The asking price for this 3/4 acre unrestricted lot and single wide with owner financing is $35,000. Taxes are well under $200 a year.

Price for cash sale is $30,000.

TERMS FOR OWNER FINANCING:

$5,000 cash down and $600 per month for 4 years with a small balloon payment at the end. No credit needed! Must have proof of income and pass background check. Closing costs and background check paid by buyer.
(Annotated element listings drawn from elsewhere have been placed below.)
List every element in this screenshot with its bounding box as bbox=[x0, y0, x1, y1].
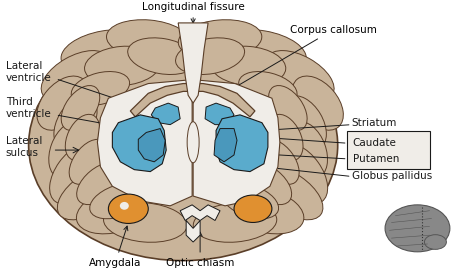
Ellipse shape bbox=[61, 86, 100, 130]
Text: Longitudinal fissure: Longitudinal fissure bbox=[142, 2, 245, 23]
Polygon shape bbox=[180, 205, 220, 221]
Ellipse shape bbox=[234, 195, 272, 222]
Ellipse shape bbox=[57, 166, 124, 220]
Ellipse shape bbox=[257, 166, 323, 220]
Ellipse shape bbox=[276, 143, 328, 204]
Ellipse shape bbox=[269, 114, 303, 160]
Polygon shape bbox=[98, 80, 192, 206]
Polygon shape bbox=[178, 23, 208, 103]
Ellipse shape bbox=[120, 202, 129, 210]
Ellipse shape bbox=[226, 188, 304, 234]
Ellipse shape bbox=[221, 183, 279, 219]
Ellipse shape bbox=[128, 38, 197, 75]
Ellipse shape bbox=[424, 235, 447, 249]
Text: Striatum: Striatum bbox=[352, 118, 397, 128]
Ellipse shape bbox=[37, 76, 88, 130]
Ellipse shape bbox=[69, 139, 108, 184]
Ellipse shape bbox=[49, 122, 88, 178]
Ellipse shape bbox=[109, 194, 148, 224]
Ellipse shape bbox=[103, 203, 187, 242]
Polygon shape bbox=[112, 115, 166, 172]
Text: Globus pallidus: Globus pallidus bbox=[352, 170, 432, 180]
Ellipse shape bbox=[283, 96, 327, 150]
Ellipse shape bbox=[76, 188, 155, 234]
Polygon shape bbox=[205, 103, 234, 125]
Text: Third
ventricle: Third ventricle bbox=[6, 97, 52, 119]
Polygon shape bbox=[138, 128, 165, 162]
Ellipse shape bbox=[77, 162, 124, 205]
Text: Lateral
sulcus: Lateral sulcus bbox=[6, 136, 42, 158]
Ellipse shape bbox=[178, 20, 262, 59]
Text: Caudate: Caudate bbox=[353, 138, 397, 148]
Ellipse shape bbox=[244, 162, 292, 205]
Text: Amygdala: Amygdala bbox=[89, 226, 142, 268]
Ellipse shape bbox=[292, 76, 343, 130]
Ellipse shape bbox=[41, 51, 110, 101]
Ellipse shape bbox=[54, 96, 97, 150]
Ellipse shape bbox=[71, 72, 129, 105]
Ellipse shape bbox=[187, 122, 199, 163]
Ellipse shape bbox=[107, 20, 190, 59]
Polygon shape bbox=[151, 103, 180, 125]
Ellipse shape bbox=[288, 122, 328, 178]
Polygon shape bbox=[214, 128, 237, 162]
Ellipse shape bbox=[193, 203, 277, 242]
Ellipse shape bbox=[61, 30, 150, 75]
Ellipse shape bbox=[65, 114, 100, 160]
Ellipse shape bbox=[269, 86, 307, 130]
Text: Corpus callosum: Corpus callosum bbox=[231, 25, 377, 89]
Text: Lateral
ventricle: Lateral ventricle bbox=[6, 61, 52, 82]
Ellipse shape bbox=[210, 46, 286, 86]
Ellipse shape bbox=[175, 38, 245, 75]
Text: Optic chiasm: Optic chiasm bbox=[166, 232, 234, 268]
Ellipse shape bbox=[265, 51, 334, 101]
Ellipse shape bbox=[84, 46, 160, 86]
Ellipse shape bbox=[385, 205, 450, 252]
Ellipse shape bbox=[28, 30, 337, 261]
Ellipse shape bbox=[50, 143, 101, 204]
Polygon shape bbox=[186, 221, 200, 242]
Polygon shape bbox=[193, 80, 280, 206]
Polygon shape bbox=[216, 115, 268, 172]
Ellipse shape bbox=[261, 139, 299, 184]
FancyBboxPatch shape bbox=[346, 131, 430, 169]
Ellipse shape bbox=[218, 30, 306, 75]
Ellipse shape bbox=[90, 183, 147, 219]
Polygon shape bbox=[130, 84, 255, 117]
Ellipse shape bbox=[239, 72, 297, 105]
Text: Putamen: Putamen bbox=[353, 154, 399, 164]
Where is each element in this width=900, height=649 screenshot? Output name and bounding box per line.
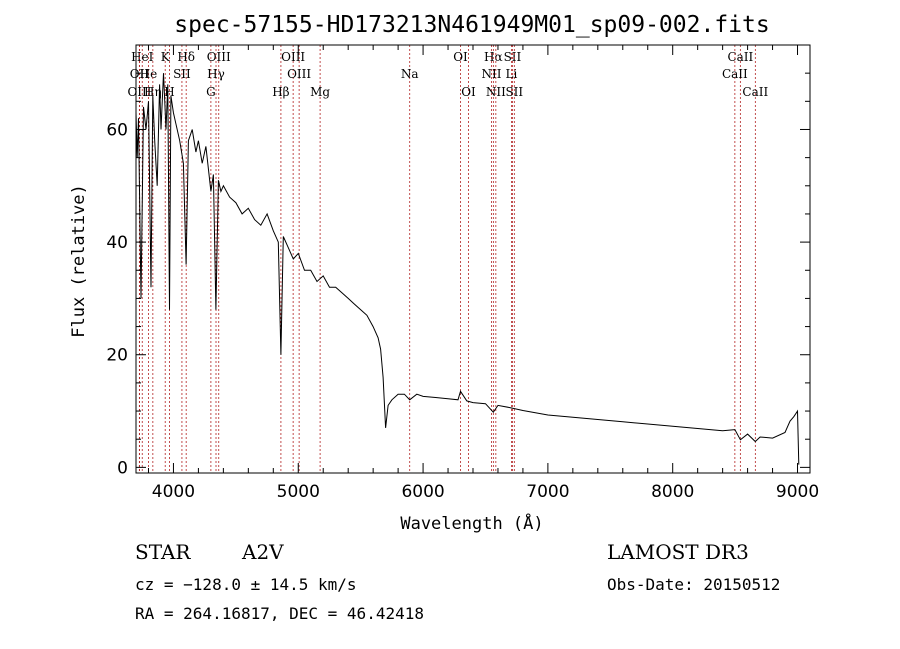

Interested parties should private message for more details.


----------



## Jcruz (May 17, 2017)

https://photos.google.com/photo/AF1QipNWe_qO5Y6yZC_-0f1PcgDhx-7SFWRpD9el61N8


----------



## MoBookworm1957 (Aug 24, 2015)

Your link doesn't work


----------



## Jcruz (May 17, 2017)

MoBookworm1957 said:


> Your link doesn't work


Perhaps because I was updating it. Try copying and pasting if that doesn't work I'd be happy to send the link again.


----------



## The girl loves flowers (Mar 27, 2017)

Its cute. I would like to know more if MOBOOKWORK1957 is not interested.
But after pressing the link-It says "broken link"?
I see your new here?

Thanks,
Tammy


----------



## MoBookworm1957 (Aug 24, 2015)

The girl loves flowers said:


> Its cute. I would like to know more if MOBOOKWORK1957 is not interested.
> But after pressing the link-It says "broken link"?
> I see your new here?
> 
> ...


Go for it. Have to pay off new to me car first.
It does look good. Thanks for fixing the link.


----------



## The girl loves flowers (Mar 27, 2017)

MoBookworm1957 said:


> Go for it. Have to pay off new to me car first.
> It does look good. Thanks for fixing the link.


Very odd, it still tells me its a broken link.
Tammy


----------